Methods: We used data published by CMS from July 1, 2011 through June 30, 2014. In total, 4452 acute care facilities were included based on having hospital-wide readmission rates, but not all facilities contributed data for each mortality measure. We excluded from analysis on a measure-by-measure basis those facilities for which outcomes were absent; we did not impute missing outcome measures since low volume of a given condition was the main reason for not reporting a measure. For each mortality metric, we constructed a logistic regression model to quantify the odds of performing in the lowest (best) mortality tertile as a function of readmission tertile. To account for patient volumes, we included in each model the number of eligible patients at each hospital with the specified condition. 

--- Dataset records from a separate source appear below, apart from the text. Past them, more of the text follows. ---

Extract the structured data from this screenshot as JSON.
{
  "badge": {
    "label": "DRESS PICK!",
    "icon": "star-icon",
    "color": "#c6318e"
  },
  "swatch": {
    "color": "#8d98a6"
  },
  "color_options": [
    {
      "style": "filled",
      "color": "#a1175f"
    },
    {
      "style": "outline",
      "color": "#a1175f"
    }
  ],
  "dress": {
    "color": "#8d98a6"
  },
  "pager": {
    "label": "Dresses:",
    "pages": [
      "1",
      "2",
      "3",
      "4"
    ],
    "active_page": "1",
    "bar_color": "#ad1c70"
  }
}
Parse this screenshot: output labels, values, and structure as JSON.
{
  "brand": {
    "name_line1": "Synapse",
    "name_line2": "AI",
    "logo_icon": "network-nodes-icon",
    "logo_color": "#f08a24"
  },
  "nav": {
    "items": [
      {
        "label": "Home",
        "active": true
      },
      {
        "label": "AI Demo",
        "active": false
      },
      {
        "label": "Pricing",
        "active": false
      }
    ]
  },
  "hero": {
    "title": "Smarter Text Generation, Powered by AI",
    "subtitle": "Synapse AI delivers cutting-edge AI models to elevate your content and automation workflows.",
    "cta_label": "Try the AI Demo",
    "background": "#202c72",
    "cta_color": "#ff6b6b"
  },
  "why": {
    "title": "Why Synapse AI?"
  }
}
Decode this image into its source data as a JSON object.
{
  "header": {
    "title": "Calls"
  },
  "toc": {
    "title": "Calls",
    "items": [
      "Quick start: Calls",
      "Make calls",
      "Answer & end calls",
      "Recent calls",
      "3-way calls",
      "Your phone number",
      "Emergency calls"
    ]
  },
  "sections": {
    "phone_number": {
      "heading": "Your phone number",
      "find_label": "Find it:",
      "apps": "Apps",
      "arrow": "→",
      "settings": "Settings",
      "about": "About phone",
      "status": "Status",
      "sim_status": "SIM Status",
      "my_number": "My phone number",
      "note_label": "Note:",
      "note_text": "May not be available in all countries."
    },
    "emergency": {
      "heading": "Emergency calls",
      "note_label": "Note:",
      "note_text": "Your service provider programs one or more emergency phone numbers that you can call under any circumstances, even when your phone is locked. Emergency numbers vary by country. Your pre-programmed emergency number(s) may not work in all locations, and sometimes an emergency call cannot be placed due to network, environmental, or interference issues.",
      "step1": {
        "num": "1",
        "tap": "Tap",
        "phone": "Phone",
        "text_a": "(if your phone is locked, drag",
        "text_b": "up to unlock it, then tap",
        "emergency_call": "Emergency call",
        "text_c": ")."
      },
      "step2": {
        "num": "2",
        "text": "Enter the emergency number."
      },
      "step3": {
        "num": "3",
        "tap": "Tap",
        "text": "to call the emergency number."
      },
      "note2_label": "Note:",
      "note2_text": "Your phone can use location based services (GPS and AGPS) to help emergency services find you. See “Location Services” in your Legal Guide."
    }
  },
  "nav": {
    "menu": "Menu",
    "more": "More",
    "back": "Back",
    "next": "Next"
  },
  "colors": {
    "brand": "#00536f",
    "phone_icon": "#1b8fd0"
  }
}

Results: Hospitals in the highest readmission rate tertile were more likely to perform in the lowest (best) mortality tertile for 3 of the 6 mortality measures: heart failure, COPD, and stroke (P < 0.001 for all). For MI, CABG and pneumonia, there was no significant association between high readmission rates and low mortality. (Table)

Conclusions:

We found that higher hospital-wide readmission rates were associated with lower mortality at the hospital level for 3 of the 6 mortality measures we examined. The findings for heart failure parallel the findings of Krumholz and colleagues who examined 3 of these 6 measures (MI, pneumonia and heart failure) in relation to readmissions for these specific populations. These prior data, however, did not include the three more recently reported mortality measures (COPD, stroke, and CABG) and did not use hospital-wide readmissions. While it is certainly possible that efforts to keep patients out of the hospital might, in some instances, place patients at risk by delaying necessary acute care, it is also possible that unmeasured variables, particularly access to hospice and palliative care services which might facilitate “good” deaths could be associated with both reduced readmissions and higher death rates. Nevertheless, we suggest that while hospital-level readmission rates are potentially valuable utilization metrics that can be targeted for cost containment, caution is warranted in viewing hospital-wide readmissions as a quality metric (as in the star rating system), until the associations we describe are better explained using patient level data and more robust adjustment than is possible with these publically available data.